2017年11月20日

奥入瀬渓流・石ケ戸休憩所付近に外来植物 強い繁殖力、植生脅かす恐れも

 青森県の十和田八幡平国立公園・奥入瀬渓流の石ケ戸休憩所付近に、セイヨウタンポポなどの外来植物が生育していることが、16日までに確認された。外来植物は繁殖力が高く、本来の植生を脅かす危険性や、景観への影響が懸念される。

 現場は、国道102号を挟んだ休憩所向かい側ののり面で、セイヨウタンポポやヒメジョオン、イヌホオズキなどが見つかった。定着してさらに広がると、もともとの植生を脅かす恐れがある。

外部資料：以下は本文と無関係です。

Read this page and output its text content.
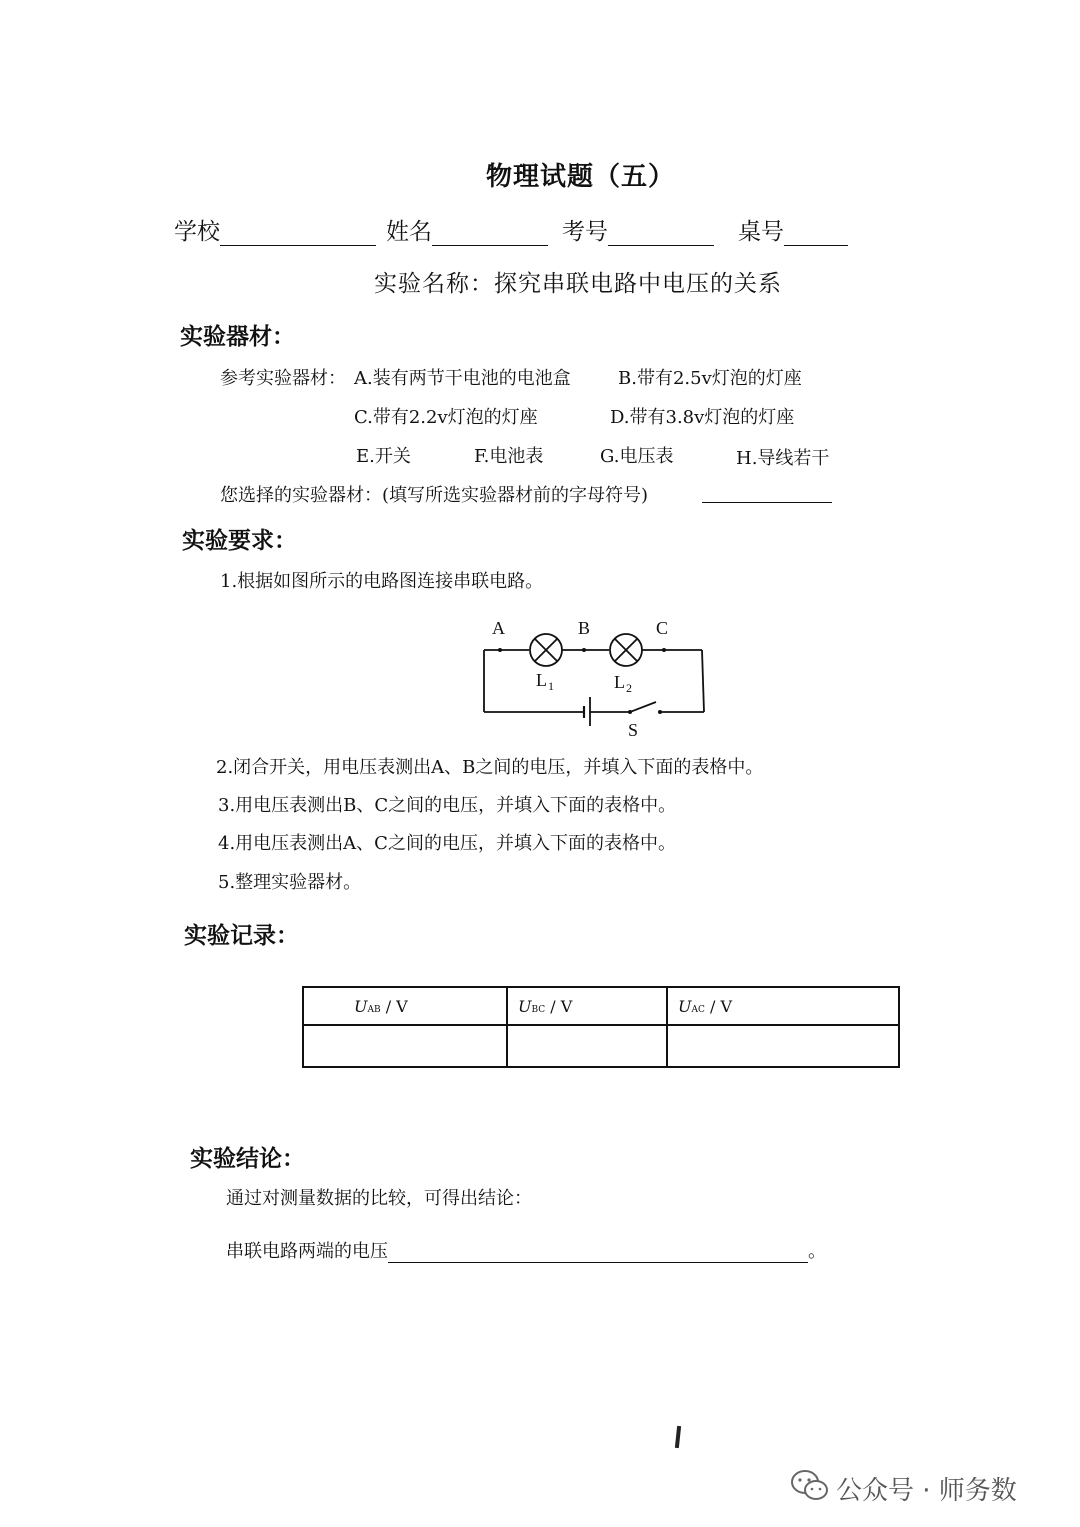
物理试题（五）
学校	姓名	考号	桌号
实验名称：探究串联电路中电压的关系
实验器材：
参考实验器材： A.装有两节干电池的电池盒	B.带有2.5v灯泡的灯座
C.带有2.2v灯泡的灯座	D.带有3.8v灯泡的灯座
E.开关	F.电池表	G.电压表	H.导线若干
您选择的实验器材：(填写所选实验器材前的字母符号)
实验要求：
1.根据如图所示的电路图连接串联电路。
A	B	C
L 1	L 2
S
2.闭合开关，用电压表测出A、B之间的电压，并填入下面的表格中。
3.用电压表测出B、C之间的电压，并填入下面的表格中。
4.用电压表测出A、C之间的电压，并填入下面的表格中。
5.整理实验器材。
实验记录：
UAB / V	UBC / V	UAC / V

实验结论：
通过对测量数据的比较，可得出结论：
串联电路两端的电压	。
公众号 · 师务数
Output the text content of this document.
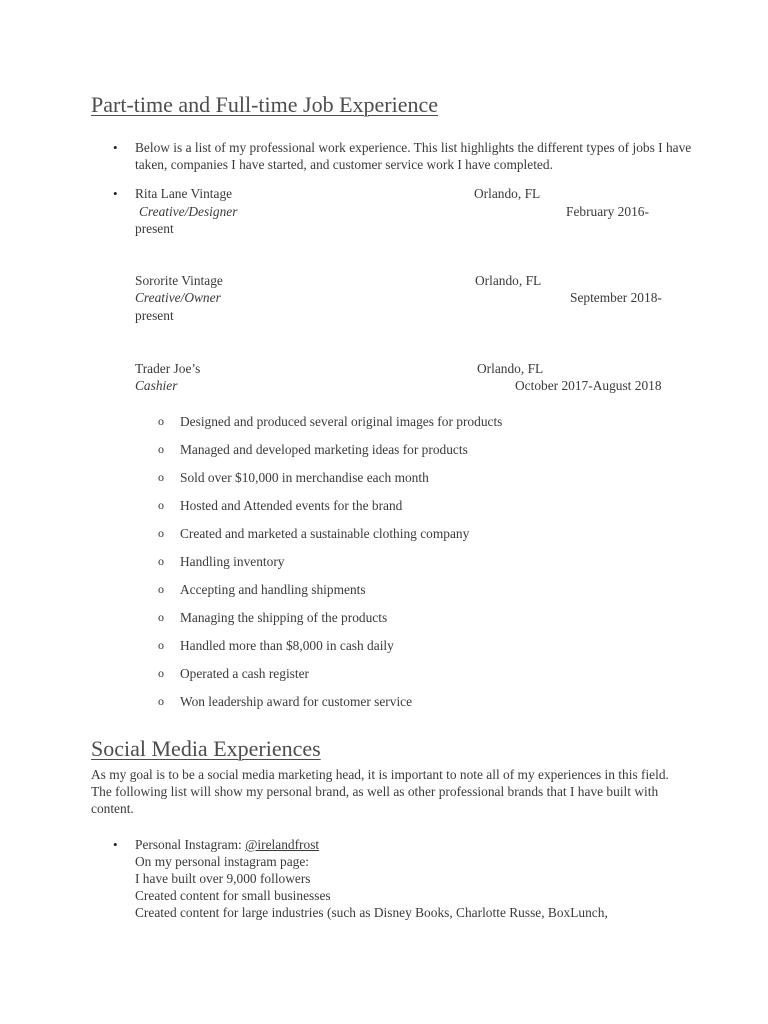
Part-time and Full-time Job Experience
• Below is a list of my professional work experience. This list highlights the different types of jobs I have taken, companies I have started, and customer service work I have completed.
• Rita Lane Vintage	Orlando, FL
Creative/Designer	February 2016-
present
Sororite Vintage	Orlando, FL
Creative/Owner	September 2018-
present
Trader Joe’s	Orlando, FL
Cashier	October 2017-August 2018
o Designed and produced several original images for products
o Managed and developed marketing ideas for products
o Sold over $10,000 in merchandise each month
o Hosted and Attended events for the brand
o Created and marketed a sustainable clothing company
o Handling inventory
o Accepting and handling shipments
o Managing the shipping of the products
o Handled more than $8,000 in cash daily
o Operated a cash register
o Won leadership award for customer service
Social Media Experiences
As my goal is to be a social media marketing head, it is important to note all of my experiences in this field. The following list will show my personal brand, as well as other professional brands that I have built with content.
• Personal Instagram: @irelandfrost
On my personal instagram page:
I have built over 9,000 followers
Created content for small businesses
Created content for large industries (such as Disney Books, Charlotte Russe, BoxLunch,
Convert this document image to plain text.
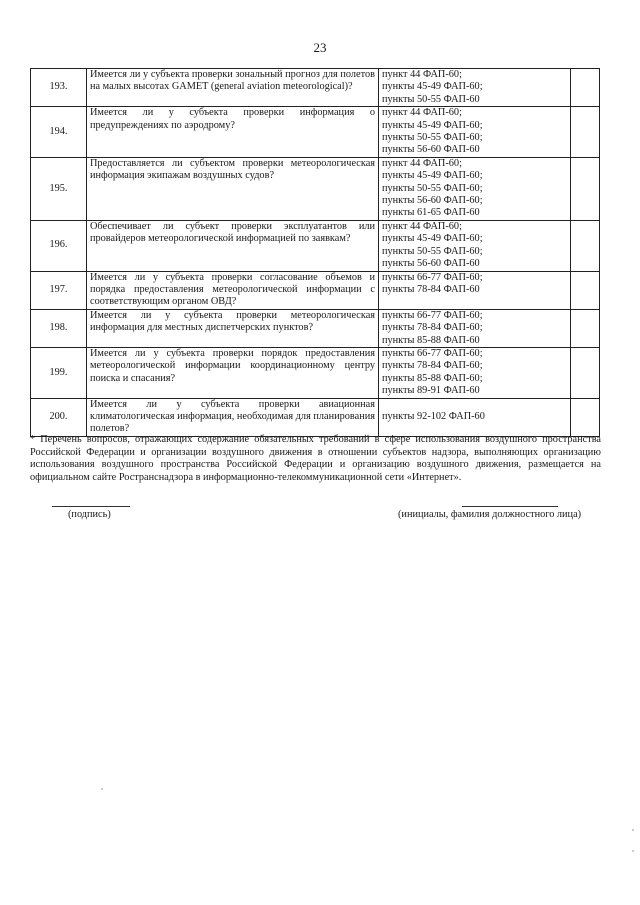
23
193.	Имеется ли у субъекта проверки зональный прогноз для полетов на малых высотах GAMET (general aviation meteorological)?	пункт 44 ФАП-60;
пункты 45-49 ФАП-60;
пункты 50-55 ФАП-60	

194.	Имеется ли у субъекта проверки информация о предупреждениях по аэродрому?	пункт 44 ФАП-60;
пункты 45-49 ФАП-60;
пункты 50-55 ФАП-60;
пункты 56-60 ФАП-60	

195.	Предоставляется ли субъектом проверки метеорологическая информация экипажам воздушных судов?	пункт 44 ФАП-60;
пункты 45-49 ФАП-60;
пункты 50-55 ФАП-60;
пункты 56-60 ФАП-60;
пункты 61-65 ФАП-60	

196.	Обеспечивает ли субъект проверки эксплуатантов или провайдеров метеорологической информацией по заявкам?	пункт 44 ФАП-60;
пункты 45-49 ФАП-60;
пункты 50-55 ФАП-60;
пункты 56-60 ФАП-60	

197.	Имеется ли у субъекта проверки согласование объемов и порядка предоставления метеорологической информации с соответствующим органом ОВД?	пункты 66-77 ФАП-60;
пункты 78-84 ФАП-60	

198.	Имеется ли у субъекта проверки метеорологическая информация для местных диспетчерских пунктов?	пункты 66-77 ФАП-60;
пункты 78-84 ФАП-60;
пункты 85-88 ФАП-60	

199.	Имеется ли у субъекта проверки порядок предоставления метеорологической информации координационному центру поиска и спасания?	пункты 66-77 ФАП-60;
пункты 78-84 ФАП-60;
пункты 85-88 ФАП-60;
пункты 89-91 ФАП-60	

200.	Имеется ли у субъекта проверки авиационная климатологическая информация, необходимая для планирования полетов?	пункты 92-102 ФАП-60	

* Перечень вопросов, отражающих содержание обязательных требований в сфере использования воздушного пространства Российской Федерации и организации воздушного движения в отношении субъектов надзора, выполняющих организацию использования воздушного пространства Российской Федерации и организацию воздушного движения, размещается на официальном сайте Ространснадзора в информационно-телекоммуникационной сети «Интернет».
(подпись)	(инициалы, фамилия должностного лица)
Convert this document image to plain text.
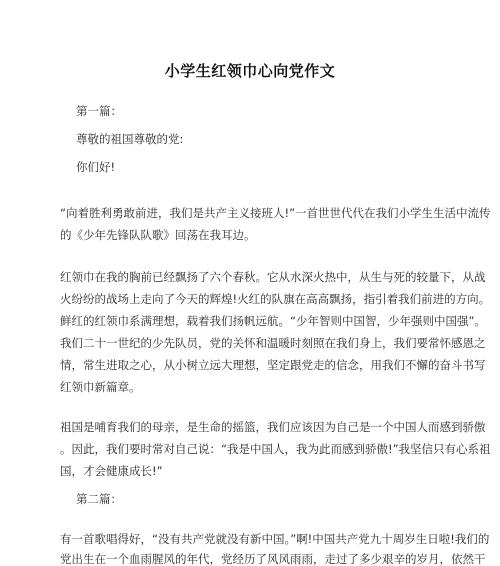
小学生红领巾心向党作文
第一篇：
尊敬的祖国尊敬的党:
你们好!
“向着胜利勇敢前进，我们是共产主义接班人!”一首世世代代在我们小学生生活中流传
的《少年先锋队队歌》回荡在我耳边。
红领巾在我的胸前已经飘扬了六个春秋。它从水深火热中，从生与死的较量下，从战
火纷纷的战场上走向了今天的辉煌!火红的队旗在高高飘扬，指引着我们前进的方向。
鲜红的红领巾系满理想，载着我们扬帆远航。“少年智则中国智，少年强则中国强”。
我们二十一世纪的少先队员，党的关怀和温暖时刻照在我们身上，我们要常怀感恩之
情，常生进取之心，从小树立远大理想，坚定跟党走的信念，用我们不懈的奋斗书写
红领巾新篇章。
祖国是哺育我们的母亲，是生命的摇篮，我们应该因为自己是一个中国人而感到骄傲
。因此，我们要时常对自己说：“我是中国人，我为此而感到骄傲!”我坚信只有心系祖
国，才会健康成长!”
第二篇：
有一首歌唱得好，“没有共产党就没有新中国。”啊!中国共产党九十周岁生日啦!我们的
党出生在一个血雨腥风的年代，党经历了风风雨雨，走过了多少艰辛的岁月，依然干
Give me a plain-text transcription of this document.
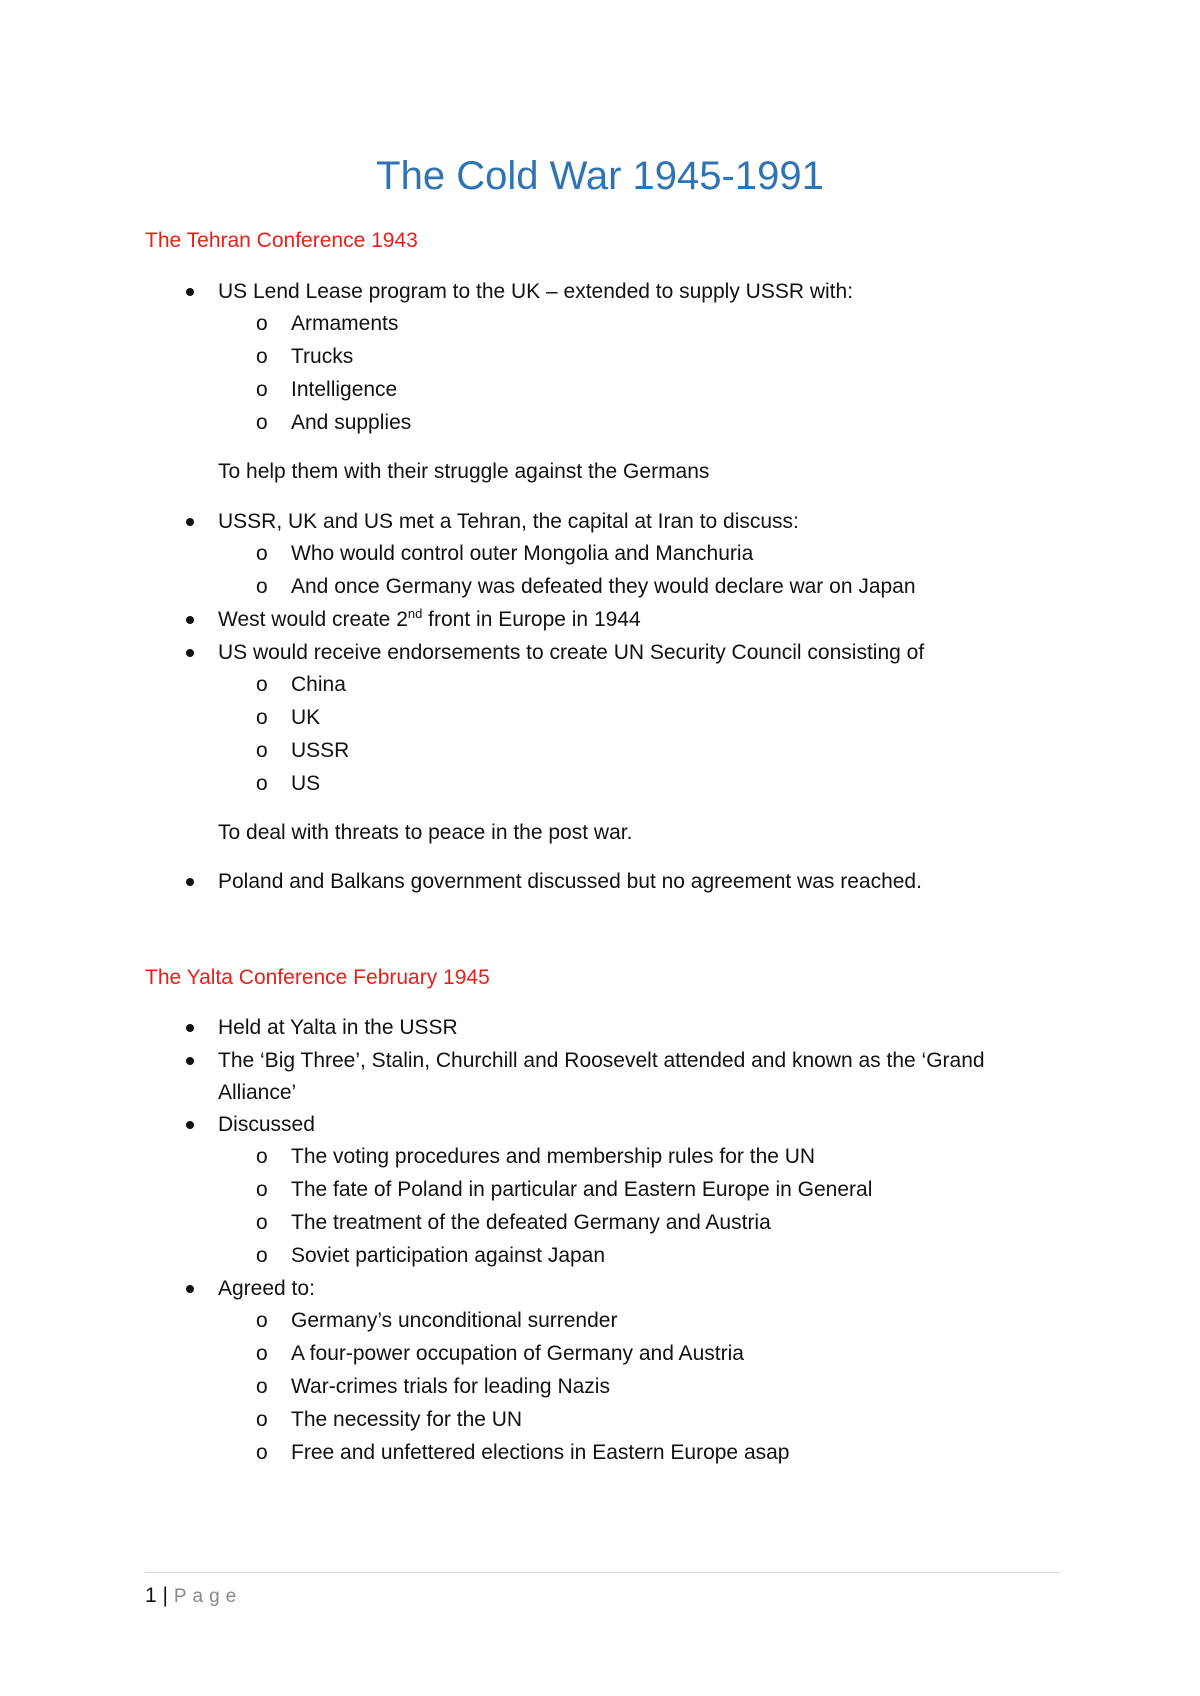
The Cold War 1945-1991
The Tehran Conference 1943
US Lend Lease program to the UK – extended to supply USSR with:
o Armaments
o Trucks
o Intelligence
o And supplies
To help them with their struggle against the Germans
USSR, UK and US met a Tehran, the capital at Iran to discuss:
o Who would control outer Mongolia and Manchuria
o And once Germany was defeated they would declare war on Japan
West would create 2nd front in Europe in 1944
US would receive endorsements to create UN Security Council consisting of
o China
o UK
o USSR
o US
To deal with threats to peace in the post war.
Poland and Balkans government discussed but no agreement was reached.
The Yalta Conference February 1945
Held at Yalta in the USSR
The ‘Big Three’, Stalin, Churchill and Roosevelt attended and known as the ‘Grand
Alliance’
Discussed
o The voting procedures and membership rules for the UN
o The fate of Poland in particular and Eastern Europe in General
o The treatment of the defeated Germany and Austria
o Soviet participation against Japan
Agreed to:
o Germany’s unconditional surrender
o A four-power occupation of Germany and Austria
o War-crimes trials for leading Nazis
o The necessity for the UN
o Free and unfettered elections in Eastern Europe asap
1 | Page
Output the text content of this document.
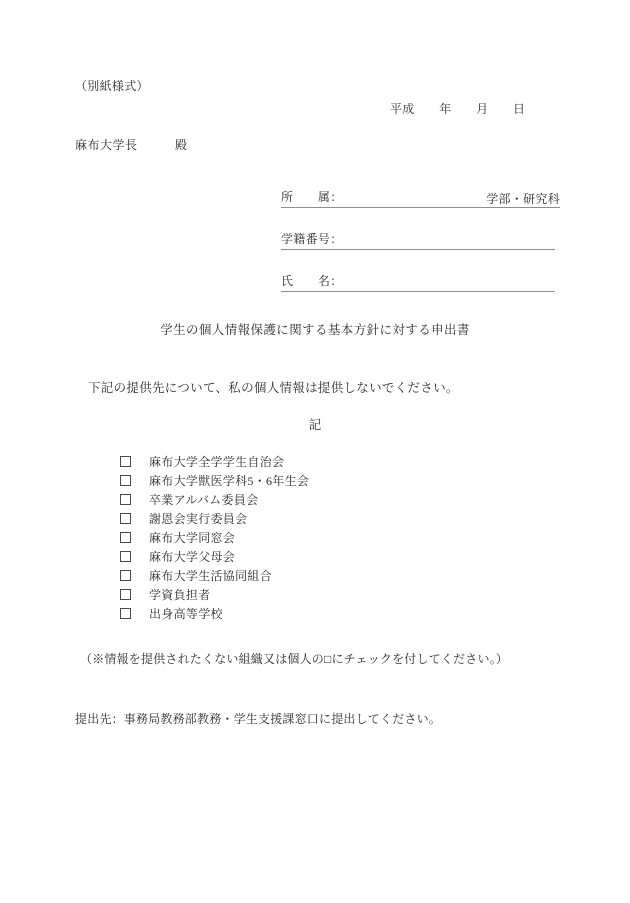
（別紙様式）
平成　　年　　月　　日
麻布大学長　　　殿
所　　属：	学部・研究科
学籍番号：
氏　　名：
学生の個人情報保護に関する基本方針に対する申出書
下記の提供先について、私の個人情報は提供しないでください。
記
麻布大学全学学生自治会
麻布大学獣医学科5・6年生会
卒業アルバム委員会
謝恩会実行委員会
麻布大学同窓会
麻布大学父母会
麻布大学生活協同組合
学資負担者
出身高等学校
（※情報を提供されたくない組織又は個人の□にチェックを付してください。）
提出先：事務局教務部教務・学生支援課窓口に提出してください。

 青森県上北地域県民局道路施設課によると、現場は土砂崩れのため、2015年に復旧工事を実施した場所。新たに生えた植物が根を張らせることで土砂が流れ出るのを防ぐため、土を吹き付けて、種子の根付きを良くする施工を行ったという。

 十和田市の自然保護団体「八甲田・十和田を愛する会」の久末正明代表が今月9日、抜き取り作業を実施。現場が急斜面で金網が張られていることから、「駆除が非常に困難で面積も広い。放っておくと種子が飛び、他の場所にも広がってしまう」とした上で、「土を吹き付けているため、外来植物が出やすい環境になっている」と指摘した。

 環境省十和田八幡平国立公園管理事務所は原因について、国道の通行車両に付着した外来植物の種子が飛来して根付いた―などの可能性を挙げた。今後の対応については「検討中」としている。